Завтра будет новый день. Тот же неуютный класс. Те же формулы на доске. Та же неопределённость выбора. Но это будет завтра. А сегодня можно было просто закрыть глаза и слушать, как ветер тихо шелестит тополиными ветвями за окном.

Глава восьмая: Оркестр и солист

Мой папа работал скрипачом в оркестре Большого театра.

Всё моё детство пахло канифолью, пыльным театральным бархатом и влажной побелкой закулисья. Я знал эти запахи раньше, чем узнал буквы. Они были во мне, как кровь.

Перед началом спектакля в оркестровой яме всегда царил хаос. Музыканты настраивали инструменты, и каждый вёл свою партию, не слушая соседа. Скрипки жаловались. Гобой выводил одну бесконечную, чистую ноту. Литавры глухо ухали в темноте. Это раздражало, как нерешённое уравнение со многими неизвестными. Но потом дирижёр поднимал палочку, наступала секундная тишина и хаос превращался в строгий, безупречный порядок. Каждый раз, как чудо, которое повторяется так часто, что перестаёшь его замечать.

— Тише! — шипели артисты балета в коридорах. — Идёт репетиция!

У них были злые, серые от усталости лица.

На генеральных репетициях отец часто сажал меня в оркестровую яму рядом со своим пультом. Я сидел на внутреннем выступе парапета и смотрел снизу вверх на освещённую сцену. Там, в полосах прожекторов, кружились и взлетали люди. Их движения подчинялись законам гравитации, но казались невесомыми. Оркестр играл. Лицо отца было сухим и сосредоточенным. Он смотрел только в ноты и на кончик дирижёрской палочки. На меня он не отвлекался. Во время игры у него была только музыка. И это было правильно. Я не обижался.

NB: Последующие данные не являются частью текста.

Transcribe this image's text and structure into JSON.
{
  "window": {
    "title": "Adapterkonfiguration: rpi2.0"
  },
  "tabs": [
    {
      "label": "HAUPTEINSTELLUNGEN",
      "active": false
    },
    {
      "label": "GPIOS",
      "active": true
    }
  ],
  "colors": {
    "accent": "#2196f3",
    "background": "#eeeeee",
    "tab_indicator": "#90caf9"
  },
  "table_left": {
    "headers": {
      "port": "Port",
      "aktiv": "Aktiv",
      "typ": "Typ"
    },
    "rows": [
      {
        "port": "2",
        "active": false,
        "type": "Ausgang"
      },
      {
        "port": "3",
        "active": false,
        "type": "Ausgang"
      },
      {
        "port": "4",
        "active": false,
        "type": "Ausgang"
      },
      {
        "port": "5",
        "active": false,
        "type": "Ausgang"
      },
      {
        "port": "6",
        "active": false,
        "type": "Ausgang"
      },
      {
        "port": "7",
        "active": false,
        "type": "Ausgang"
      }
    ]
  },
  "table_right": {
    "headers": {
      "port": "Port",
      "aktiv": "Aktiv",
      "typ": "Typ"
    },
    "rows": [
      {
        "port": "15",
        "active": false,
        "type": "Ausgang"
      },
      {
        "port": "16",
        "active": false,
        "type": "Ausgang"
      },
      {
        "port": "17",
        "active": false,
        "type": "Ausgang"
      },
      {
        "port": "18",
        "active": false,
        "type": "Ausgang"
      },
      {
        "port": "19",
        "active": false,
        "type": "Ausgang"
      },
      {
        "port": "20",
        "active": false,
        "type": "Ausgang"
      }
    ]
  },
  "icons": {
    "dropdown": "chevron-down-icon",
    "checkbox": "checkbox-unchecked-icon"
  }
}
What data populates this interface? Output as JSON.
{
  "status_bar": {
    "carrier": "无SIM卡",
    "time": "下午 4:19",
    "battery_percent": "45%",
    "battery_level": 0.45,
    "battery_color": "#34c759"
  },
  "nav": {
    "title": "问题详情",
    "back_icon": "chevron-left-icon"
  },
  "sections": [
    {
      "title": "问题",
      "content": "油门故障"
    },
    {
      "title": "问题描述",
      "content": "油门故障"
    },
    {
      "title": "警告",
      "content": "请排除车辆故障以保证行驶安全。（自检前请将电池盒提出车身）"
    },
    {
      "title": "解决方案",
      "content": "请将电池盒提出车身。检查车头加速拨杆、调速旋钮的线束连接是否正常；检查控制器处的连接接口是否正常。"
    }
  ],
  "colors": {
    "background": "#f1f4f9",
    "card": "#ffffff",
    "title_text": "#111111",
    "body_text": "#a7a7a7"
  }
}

В театре меня знали. Музыканты и старые певцы трепали меня по голове, проходя мимо.

— А, сын Смирнова, — говорили они мимоходом. — Растёшь. Скоро перегонишь отца.

— Да, — говорил я.

Один раз у служебного входа я увидел белого лебедя.

Она стояла у кирпичной стены в своей пачке, в короне и белых перьях, приклеенных к вискам. Она курила, глубоко затягивалась коричневой сигаретой, держа её тонкими, загримированными пальцами. Дым поднимался в холодный воздух и таял.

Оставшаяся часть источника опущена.